Second, we need politicians who tell us the truth. What is the truth here? The truth is that we need to get our house in order. We need to reduce the long-term debt. We need to create more jobs. We need to create those jobs in the short term in a variety of ways, so that these corporations that have all this cash on their books will actually hire people. And so I look out there and I say the most important thing to remember as you think about the future of your country is you. What have you done recently to make this country a better place? Now, if you are the shoe-shine guy, you have done something to make your community a better place. What have we done to make the country a better place? In the Internet age, apathy is not an answer. It is not an option. I mean, look at the Arab Spring. Look at the movements all over the world where citizens take increasing action. So that is what has to happen in this country to create a context for politicians to do the right thing. It is not pressure politics, it is not special interest wanting to have their back scratched. It is instead far-sighted decisions about the structure of our democracy and our economy that will generate higher living standards and a more responsive democracy.
Chris Martenson: We have been talking to Senator Bill Bradley about his new book We Can All Do Better. We all heard some inspiring words. Of course, apathy is not an option. And with that I am going to thank Senator Bradley very much for your time today.
Bill Bradley: Thank you so much, Chris. Enjoyed it.
Chris Martenson: Best of luck with your book and with everything else you do.
Bill Bradley: Good. And I think you know, Chris, the key thing here is, I’m trying to start a dialogue on doing better. I mean, I have a Twitter account that is basically trying to create that kind of dialogue. And that is what we need to do.
Chris Martenson: What is that Twitter account?
Bill Bradley: Bradley#dobetter.
Chris Martenson: And 140 characters at a time we can -
Bill Bradley: Have a lot of ideas.
Chris Martenson: Have a lot of ideas.
Bill Bradley: You know, people need to start MeetUps in their community and ask themselves the question, What can we do better? Obviously what the national policy makers do better, but what can each of us do better? Can we have healthier bodies? We are in control of that. Can we save more? We are pretty much in control of that. These are the questions we need to ask ourselves and national policy makers.

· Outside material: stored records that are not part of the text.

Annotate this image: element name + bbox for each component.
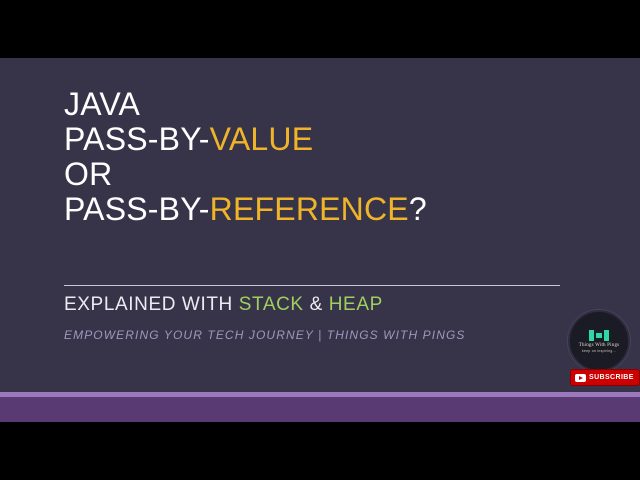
subtitle-separator: & — [304, 294, 329, 315]
channel-logo: Things With Pings keep on inspiring... — [568, 310, 630, 372]
title-divider — [64, 285, 560, 286]
title-line-3: OR — [64, 157, 564, 192]
title-line-4-plain: PASS-BY- — [64, 191, 210, 227]
title-line-1: JAVA — [64, 87, 564, 122]
subscribe-button-label: SUBSCRIBE — [589, 374, 634, 381]
subscribe-button[interactable]: SUBSCRIBE — [571, 370, 639, 385]
title-line-3-text: OR — [64, 156, 112, 192]
slide-canvas: JAVA PASS-BY-VALUE OR PASS-BY-REFERENCE?… — [0, 58, 640, 422]
subtitle-term-stack: STACK — [239, 294, 304, 315]
channel-logo-name: Things With Pings — [579, 343, 620, 348]
title-line-1-text: JAVA — [64, 86, 140, 122]
title-line-4-suffix: ? — [409, 191, 427, 227]
title-line-2-plain: PASS-BY- — [64, 121, 210, 157]
accent-band-dark — [0, 397, 640, 422]
title-line-2: PASS-BY-VALUE — [64, 122, 564, 157]
title-line-4: PASS-BY-REFERENCE? — [64, 192, 564, 227]
brand-mark-icon — [589, 330, 609, 341]
subtitle-term-heap: HEAP — [329, 294, 383, 315]
tagline: EMPOWERING YOUR TECH JOURNEY | THINGS WI… — [64, 327, 466, 343]
letterbox-bottom — [0, 422, 640, 480]
youtube-play-icon — [575, 374, 586, 382]
title-line-2-highlight: VALUE — [210, 121, 314, 157]
subtitle-prefix: EXPLAINED WITH — [64, 294, 239, 315]
letterbox-top — [0, 0, 640, 58]
subtitle: EXPLAINED WITH STACK & HEAP — [64, 293, 383, 317]
title-line-4-highlight: REFERENCE — [210, 191, 409, 227]
video-thumbnail: JAVA PASS-BY-VALUE OR PASS-BY-REFERENCE?… — [0, 0, 640, 480]
channel-logo-tagline: keep on inspiring... — [582, 349, 616, 353]
title-block: JAVA PASS-BY-VALUE OR PASS-BY-REFERENCE? — [64, 87, 564, 227]
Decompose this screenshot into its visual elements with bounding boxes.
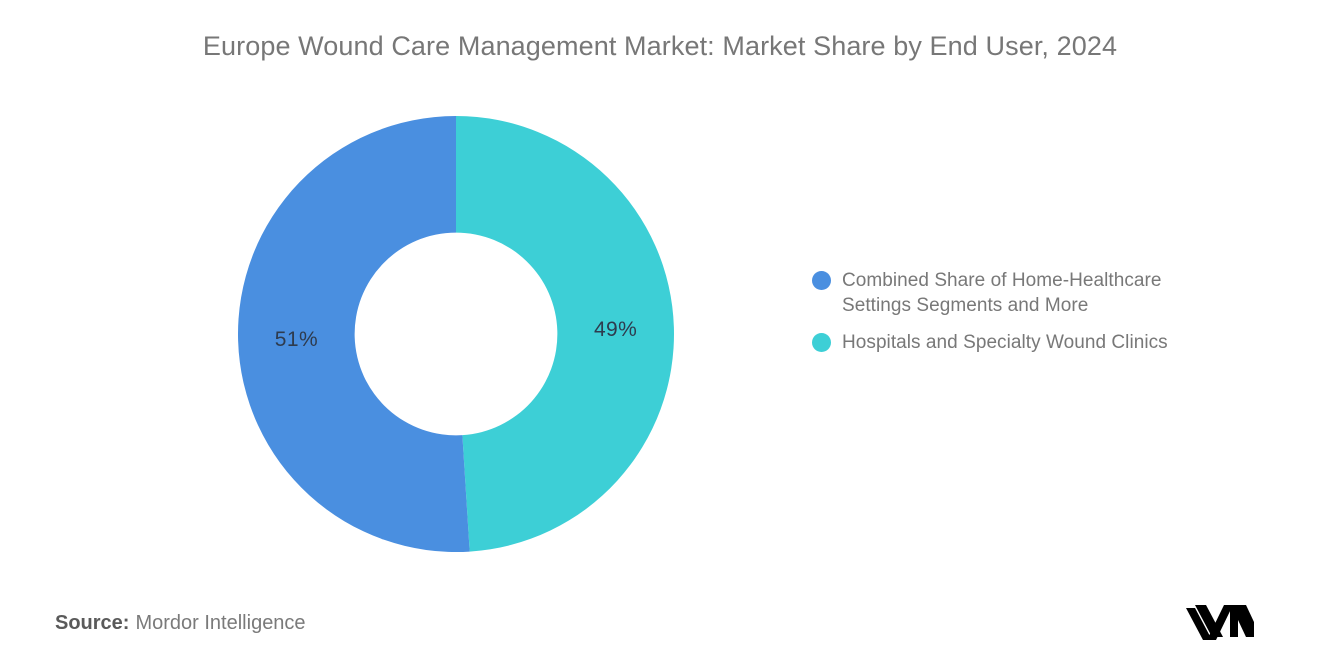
logo-shape-teal-stem <box>1230 605 1238 637</box>
legend-item-combined-share[interactable]: Combined Share of Home-Healthcare Settin… <box>812 268 1242 318</box>
pie-slice-combined-share-of-home-healthcare-settings[interactable] <box>238 116 470 552</box>
pie-slice-label-hospitals: 49% <box>594 318 637 341</box>
donut-chart-svg: 51% 49% <box>238 116 674 552</box>
pie-slice-hospitals-and-specialty-wound-clinics[interactable] <box>456 116 674 552</box>
legend-label-combined-share: Combined Share of Home-Healthcare Settin… <box>842 268 1227 318</box>
legend-swatch-icon-hospitals <box>812 333 831 352</box>
source-caption: Source:Mordor Intelligence <box>55 612 306 635</box>
logo-svg <box>1186 600 1254 640</box>
donut-chart: 51% 49% <box>238 116 674 552</box>
source-label: Source: <box>55 612 129 634</box>
mordor-intelligence-logo-icon <box>1186 600 1254 640</box>
pie-slice-label-combined-share: 51% <box>275 328 318 351</box>
chart-legend: Combined Share of Home-Healthcare Settin… <box>812 268 1242 367</box>
logo-shape-blue-right <box>1238 605 1254 637</box>
chart-page: Europe Wound Care Management Market: Mar… <box>0 0 1320 665</box>
legend-label-hospitals: Hospitals and Specialty Wound Clinics <box>842 330 1168 355</box>
source-value: Mordor Intelligence <box>135 612 305 634</box>
legend-item-hospitals[interactable]: Hospitals and Specialty Wound Clinics <box>812 330 1242 355</box>
legend-swatch-icon-combined-share <box>812 271 831 290</box>
page-title: Europe Wound Care Management Market: Mar… <box>0 31 1320 62</box>
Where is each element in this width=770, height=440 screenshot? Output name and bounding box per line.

Chris Martenson: I agree. At my website [PeakProsperity.com] we have started what we call "groups," which allow people to organize. It is around two words; we are asking people to take control of what they can to become more resilient and to become more engaged. So once your own house is in order, then how is your neighbor doing, how is your community doing? There is a lot of appetite for that right now. In some ways we are getting back to the roots of this country. There are things that made this country great; intellectual property protection, freedom, and those things in some ways have been a little bit corroded, but really it is the community roots and values. And we see a lot, personally I see a lot, of rising appetite for that. People want to have meaningful, substantive discussions.
Bill Bradley: I agree. Thanks, Chris.
Chris Martenson: Fantastic. Be well.